Robert Gauthier/Los Angeles Times vía Getty Images

Algunas de las principales elecciones de reparto fueron provocativas este año: Joaquin Phoenix era demasiado mayor para interpretar a Napoleón, dijeron quienes dudaban. ¿Adam Driver es lo suficientemente italiano como para llevarse un Ferrari?

Sin embargo, las decisiones inteligentes sobre el reparto (y muchas audiciones) son clave para el éxito de series de televisión exitosas como Oso o Sucesiónpero incluso eso provocó un serio debate.

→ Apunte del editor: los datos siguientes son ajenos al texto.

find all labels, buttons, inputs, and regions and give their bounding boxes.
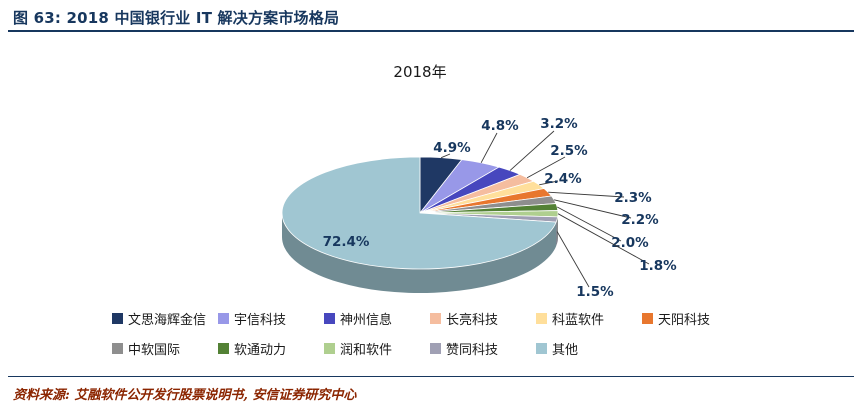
pie-value-label: 2.3% [614, 190, 652, 206]
legend-item-神州信息: 神州信息 [324, 309, 430, 328]
pie-slice-文思海辉金信 [419, 156, 463, 215]
legend-swatch [642, 313, 653, 324]
legend-item-天阳科技: 天阳科技 [642, 309, 748, 328]
pie-slice-润和软件 [419, 210, 559, 218]
legend-label: 中软国际 [128, 343, 181, 358]
legend-item-宇信科技: 宇信科技 [218, 309, 324, 328]
pie-value-label: 2.4% [544, 171, 582, 187]
legend-swatch [218, 313, 229, 324]
pie-slice-长亮科技 [419, 173, 535, 214]
legend-item-润和软件: 润和软件 [324, 339, 430, 358]
leader-line [440, 153, 451, 159]
source-divider [8, 376, 854, 377]
caption-divider [8, 30, 854, 32]
leader-line [526, 156, 566, 179]
pie-slice-赞同科技 [419, 212, 559, 223]
pie-value-label: 4.8% [481, 118, 519, 134]
pie-chart: 4.9% 4.8% 3.2% 2.5% 2.4% 2.3% 2.2% 2.0% 1.8% 1.5%… [281, 116, 677, 300]
leader-line [557, 213, 650, 265]
pie-slice-神州信息 [419, 166, 522, 214]
pie-value-label: 1.8% [639, 258, 677, 274]
legend-swatch [536, 343, 547, 354]
pie-slice-wall [282, 213, 557, 293]
pie-value-label: 72.4% [323, 234, 370, 250]
legend-swatch [324, 313, 335, 324]
legend-label: 天阳科技 [658, 313, 711, 328]
legend-swatch [430, 313, 441, 324]
legend-item-科蓝软件: 科蓝软件 [536, 309, 642, 328]
pie-slice-科蓝软件 [419, 180, 546, 214]
leader-line [556, 231, 590, 288]
legend-swatch [324, 343, 335, 354]
legend-item-中软国际: 中软国际 [112, 339, 218, 358]
legend-swatch [112, 313, 123, 324]
pie-value-label: 4.9% [433, 140, 471, 156]
legend-label: 宇信科技 [234, 313, 287, 328]
pie-value-label: 2.5% [550, 143, 588, 159]
chart-title: 2018年 [393, 63, 447, 81]
legend-swatch [536, 313, 547, 324]
leader-line [553, 199, 632, 219]
legend-label: 文思海辉金信 [128, 313, 207, 328]
legend-label: 神州信息 [340, 313, 393, 328]
legend-item-长亮科技: 长亮科技 [430, 309, 536, 328]
legend-label: 其他 [552, 343, 579, 358]
leader-line [548, 191, 625, 198]
leader-line [539, 180, 559, 186]
legend-item-赞同科技: 赞同科技 [430, 339, 536, 358]
legend-label: 赞同科技 [446, 343, 499, 358]
leader-line [557, 206, 622, 242]
legend-label: 长亮科技 [446, 313, 499, 328]
legend-row-1: 文思海辉金信 宇信科技 神州信息 长亮科技 科蓝软件 天阳科技 [112, 309, 862, 328]
source-note: 资料来源: 艾融软件公开发行股票说明书, 安信证券研究中心 [13, 388, 357, 403]
leader-line [480, 132, 498, 163]
legend-item-文思海辉金信: 文思海辉金信 [112, 309, 218, 328]
legend-swatch [218, 343, 229, 354]
leader-line [509, 130, 555, 171]
legend-label: 润和软件 [340, 343, 393, 358]
pie-value-label: 2.2% [621, 212, 659, 228]
pie-slice-宇信科技 [419, 159, 501, 214]
legend-swatch [112, 343, 123, 354]
pie-value-label: 2.0% [611, 235, 649, 251]
pie-value-label: 1.5% [576, 284, 614, 300]
legend-item-其他: 其他 [536, 339, 642, 358]
pie-slice-中软国际 [419, 195, 557, 214]
figure-caption: 图 63: 2018 中国银行业 IT 解决方案市场格局 [13, 9, 340, 27]
pie-slice-其他 [281, 156, 557, 270]
legend-label: 科蓝软件 [552, 313, 605, 328]
pie-value-label: 3.2% [540, 116, 578, 132]
pie-slice-天阳科技 [419, 188, 553, 214]
legend-item-软通动力: 软通动力 [218, 339, 324, 358]
legend-row-2: 中软国际 软通动力 润和软件 赞同科技 其他 [112, 339, 862, 358]
pie-slice-软通动力 [419, 203, 559, 214]
legend-label: 软通动力 [234, 343, 287, 358]
legend-swatch [430, 343, 441, 354]
pie-slice-wall [556, 216, 558, 247]
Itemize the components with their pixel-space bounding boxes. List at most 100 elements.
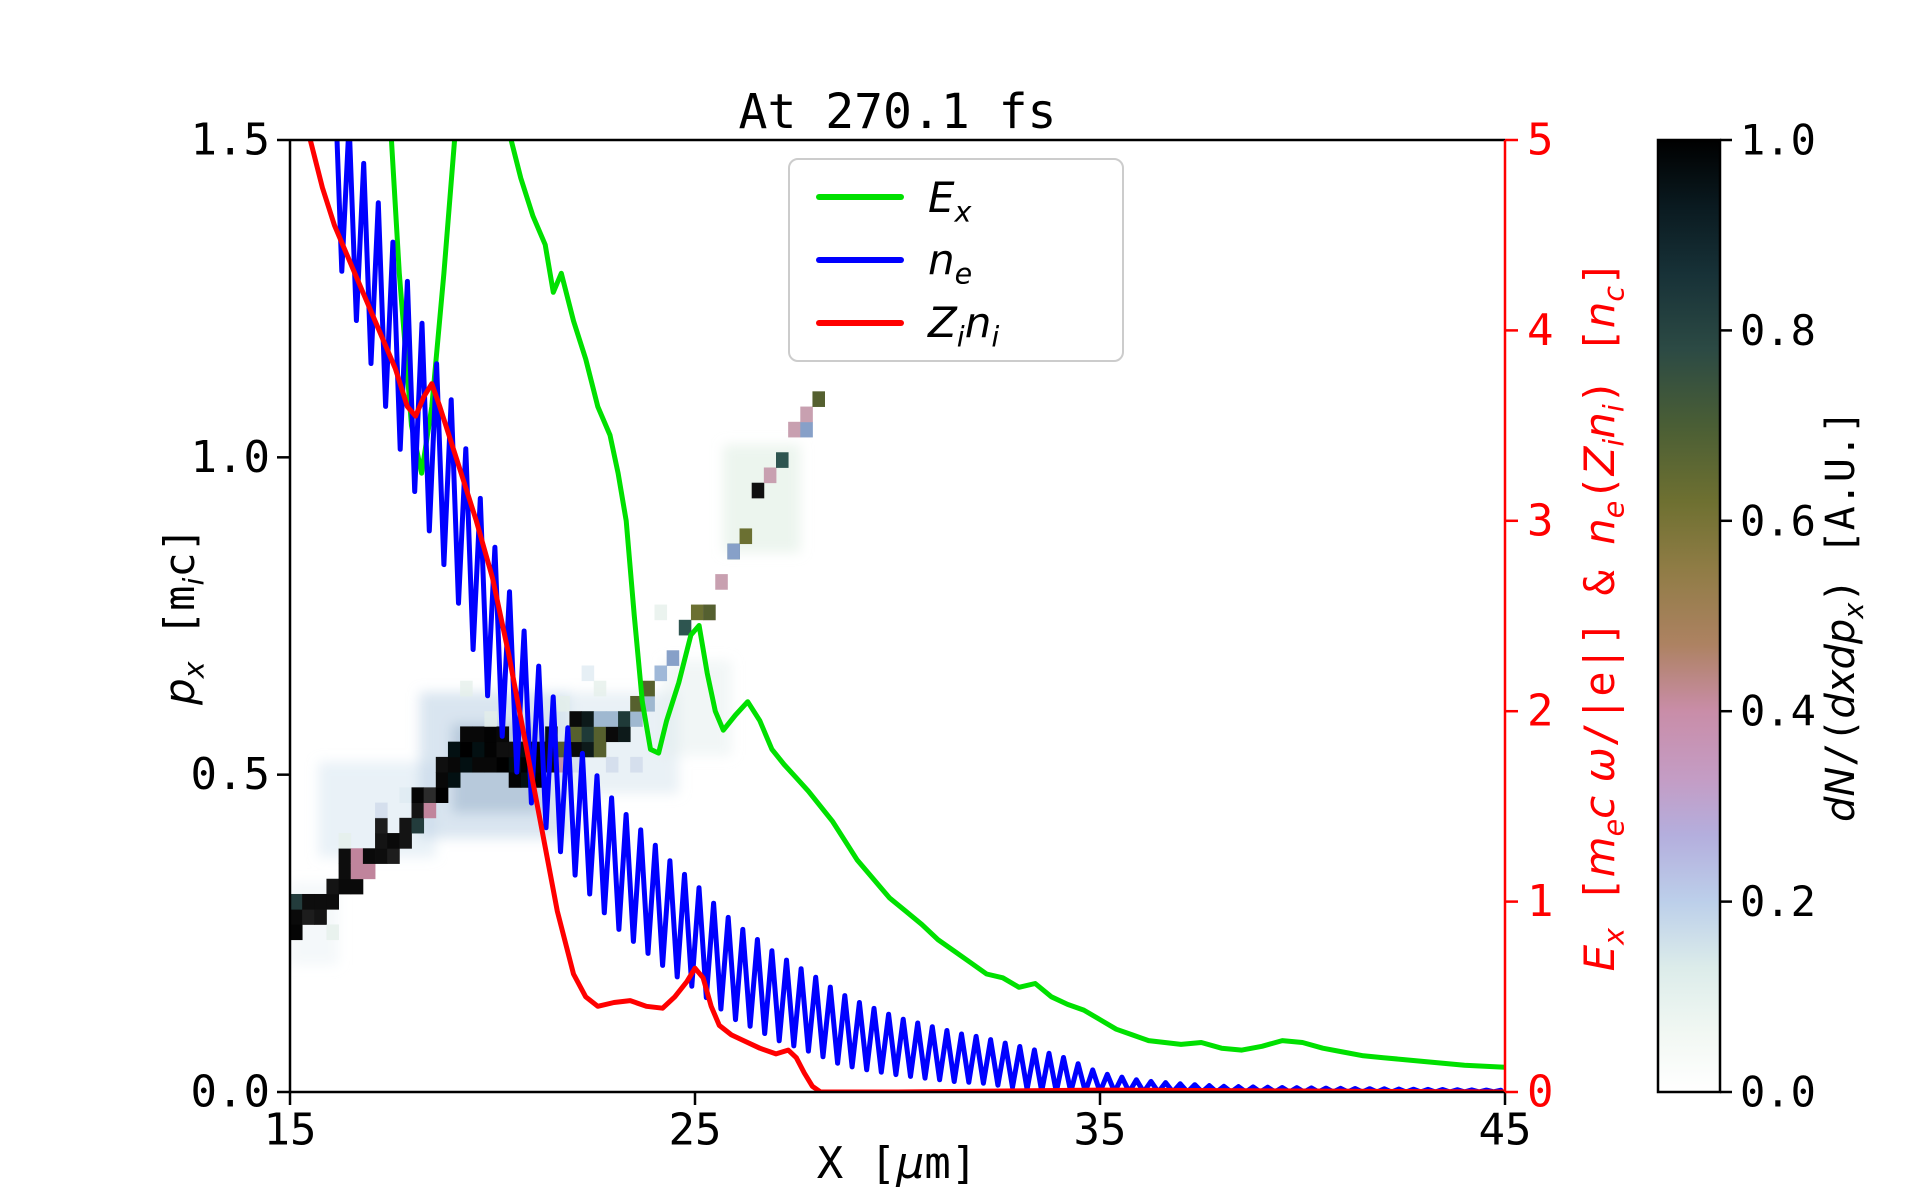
heatmap-cell bbox=[605, 726, 619, 743]
heatmap-cell bbox=[690, 604, 704, 621]
heatmap-cell bbox=[569, 726, 582, 743]
heatmap-cell bbox=[484, 711, 497, 727]
yleft-tick-label: 1.5 bbox=[191, 115, 270, 166]
heatmap-halo-region bbox=[723, 444, 801, 553]
heatmap-cell bbox=[375, 848, 388, 864]
heatmap-cell bbox=[630, 695, 643, 712]
heatmap-cell bbox=[460, 680, 473, 697]
colorbar-tick-label: 1.0 bbox=[1740, 116, 1816, 165]
legend-item: ne bbox=[816, 235, 1096, 291]
heatmap-cell bbox=[739, 528, 753, 545]
heatmap-cell bbox=[338, 878, 352, 895]
heatmap-cell bbox=[618, 726, 631, 743]
yright-tick-label: 4 bbox=[1527, 305, 1554, 356]
heatmap-cell bbox=[642, 680, 655, 697]
heatmap-cell bbox=[411, 787, 425, 803]
heatmap-cell bbox=[472, 741, 485, 758]
heatmap-cell bbox=[338, 833, 352, 849]
axes-spines-ticks bbox=[277, 138, 1518, 1105]
heatmap-cell bbox=[338, 863, 352, 880]
heatmap-cell bbox=[350, 848, 364, 864]
heatmap-cell bbox=[290, 909, 303, 925]
y-axis-label-right: Ex [mec ω/|e|] & ne(Zini) [nc] bbox=[1575, 260, 1631, 972]
yright-tick-label: 2 bbox=[1527, 686, 1554, 737]
curve-ex bbox=[388, 140, 1505, 1070]
heatmap-cell bbox=[423, 802, 437, 819]
colorbar-tick-label: 0.0 bbox=[1740, 1068, 1816, 1117]
heatmap-cell bbox=[350, 863, 364, 880]
heatmap-cell bbox=[326, 924, 339, 941]
heatmap-cell bbox=[703, 604, 716, 621]
heatmap-cell bbox=[800, 421, 813, 438]
heatmap-cell bbox=[302, 893, 315, 910]
heatmap-cell bbox=[435, 756, 449, 773]
colorbar-tick-label: 0.8 bbox=[1740, 306, 1816, 355]
colorbar-gradient bbox=[1658, 140, 1720, 1092]
heatmap-cell bbox=[362, 863, 376, 880]
x-axis-label: X [μm] bbox=[816, 1138, 978, 1189]
heatmap-cell bbox=[496, 756, 510, 773]
yleft-tick-label: 1.0 bbox=[191, 432, 270, 483]
heatmap-cell bbox=[472, 756, 485, 773]
heatmap-cell bbox=[399, 787, 412, 803]
heatmap-cell bbox=[666, 650, 680, 666]
heatmap-cell bbox=[630, 711, 643, 727]
heatmap-cell bbox=[569, 711, 582, 727]
heatmap-cell bbox=[472, 726, 485, 743]
heatmap-cell bbox=[375, 833, 388, 849]
heatmap-cell bbox=[399, 817, 412, 834]
x-tick-label: 35 bbox=[1074, 1105, 1127, 1156]
heatmap-cell bbox=[362, 848, 376, 864]
heatmap-cell bbox=[678, 619, 692, 636]
legend-label: ne bbox=[928, 235, 973, 291]
heatmap-cell bbox=[314, 909, 327, 925]
yright-tick-label: 3 bbox=[1527, 495, 1554, 546]
heatmap-cell bbox=[375, 802, 388, 819]
colorbar-label: dN/(dxdpx) [A.U.] bbox=[1818, 409, 1870, 823]
legend-line-sample bbox=[816, 194, 904, 201]
x-tick-label: 25 bbox=[669, 1105, 722, 1156]
curves bbox=[307, 140, 1505, 1092]
heatmap-cell bbox=[447, 741, 461, 758]
heatmap-cell bbox=[654, 665, 668, 682]
heatmap-cell bbox=[338, 848, 352, 864]
heatmap-cell bbox=[326, 878, 339, 895]
heatmap-cell bbox=[788, 421, 801, 438]
legend: Ex ne Zini bbox=[788, 158, 1124, 362]
heatmap-cell bbox=[290, 893, 303, 910]
heatmap-cell bbox=[435, 787, 449, 803]
heatmap-cell bbox=[460, 756, 473, 773]
heatmap-cell bbox=[411, 802, 425, 819]
heatmap-halo-region bbox=[662, 660, 732, 756]
heatmap-cell bbox=[484, 756, 497, 773]
colorbar-tick-label: 0.2 bbox=[1740, 877, 1816, 926]
heatmap-cell bbox=[569, 741, 582, 758]
heatmap-cell bbox=[776, 452, 789, 468]
yleft-tick-label: 0.0 bbox=[191, 1067, 270, 1118]
colorbar-tick-label: 0.6 bbox=[1740, 496, 1816, 545]
y-axis-label-left: px [mic] bbox=[155, 527, 211, 705]
heatmap-cell bbox=[618, 711, 631, 727]
heatmap-cell bbox=[314, 893, 327, 910]
colorbar-tick-label: 0.4 bbox=[1740, 687, 1816, 736]
yleft-tick-label: 0.5 bbox=[191, 749, 270, 800]
heatmap-cell bbox=[654, 604, 668, 621]
heatmap-cell bbox=[411, 817, 425, 834]
heatmap-cell bbox=[581, 726, 595, 743]
heatmap-cell bbox=[302, 909, 315, 925]
heatmap-halo bbox=[290, 444, 801, 966]
yright-tick-label: 1 bbox=[1527, 876, 1554, 927]
heatmap-cell bbox=[435, 772, 449, 788]
heatmap-cell bbox=[326, 893, 339, 910]
legend-item: Ex bbox=[816, 173, 1096, 225]
heatmap-cell bbox=[423, 787, 437, 803]
heatmap-cell bbox=[350, 878, 364, 895]
heatmap-cell bbox=[496, 741, 510, 758]
heatmap-cell bbox=[387, 848, 400, 864]
heatmap-cell bbox=[812, 391, 825, 407]
heatmap-cell bbox=[593, 680, 607, 697]
heatmap-cell bbox=[447, 772, 461, 788]
legend-item: Zini bbox=[816, 298, 1096, 351]
heatmap-cell bbox=[484, 741, 497, 758]
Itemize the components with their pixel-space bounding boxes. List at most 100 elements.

RELACIONADO: Calendario de la temporada de premios 2024: Oscar, Guild, Tonys y más fechas

En el cine, directores de renombre han recibido elogios por sus castings fuera de lo común, como la apuesta de Mike Nichols por Dustin Hoffman para Graduado de. Sin embargo, en la época de Nichols, era una práctica común que los cineastas realizaran entrevistas cara a cara con los candidatos al casting, incluso en papeles subordinados.

“Hoy en día, el casting se ha convertido en un ejercicio virtual”, lamenta un actor que ha ganado y perdido papeles protagónicos. “Las sesiones presenciales son historia”.

“Los actores a menudo son elegidos en función de sus seguidores en las redes sociales en lugar de su estilo interpretativo”, dijo Gary Marks, un veterano entrenador de actuación que también enfrentó desafíos al elegir el casting para su nueva película. No es poca cosaque escribió y dirigirá.

La historia narra la vida y carrera de Muggsy Bogues, la famosa estrella de la NBA de 5 pies 3 pulgadas. Había escasez de actores de esa talla que también sobresalieran en el baloncesto, y Marks buscaba un director de casting emprendedor que le ayudara en su búsqueda.

En el caso de Brando, la cinta de audición autoiniciada por la estrella lo convenció. Padrino por supuesto, roles. Después de sobrevivir a una serie de fracasos de taquilla y múltiples escándalos, Brando estaba decidido a ganar el papel a pesar de que el estudio estaba buscando una estrella más joven. De repente, la novela se convirtió en un éxito mundial.

Rompiendo su regla contra las audiciones, Brando diseñó sus propias escenas de audición, incluso hasta el maquillaje, con Coppola brindándole orientación; Brando le gustó desde el principio. De hecho, sólo Coppola, con un pequeño equipo, fue invitado a presenciar el rodaje improvisado.

Charles Bluhdorn, entonces director ejecutivo de la empresa matriz Paramount, inicialmente se negó a ver la cinta de la audición de Brando, afirmando que “los directores ejecutivos no ven las audiciones”.

Cuando finalmente vio la cinta, Bluhdrorn repentinamente cambió de opinión. “¿Por qué no me dijiste que lo habías convencido para hacer una audición?” le gritó a Coppola.

El director decidió no decir que fue idea de Brando.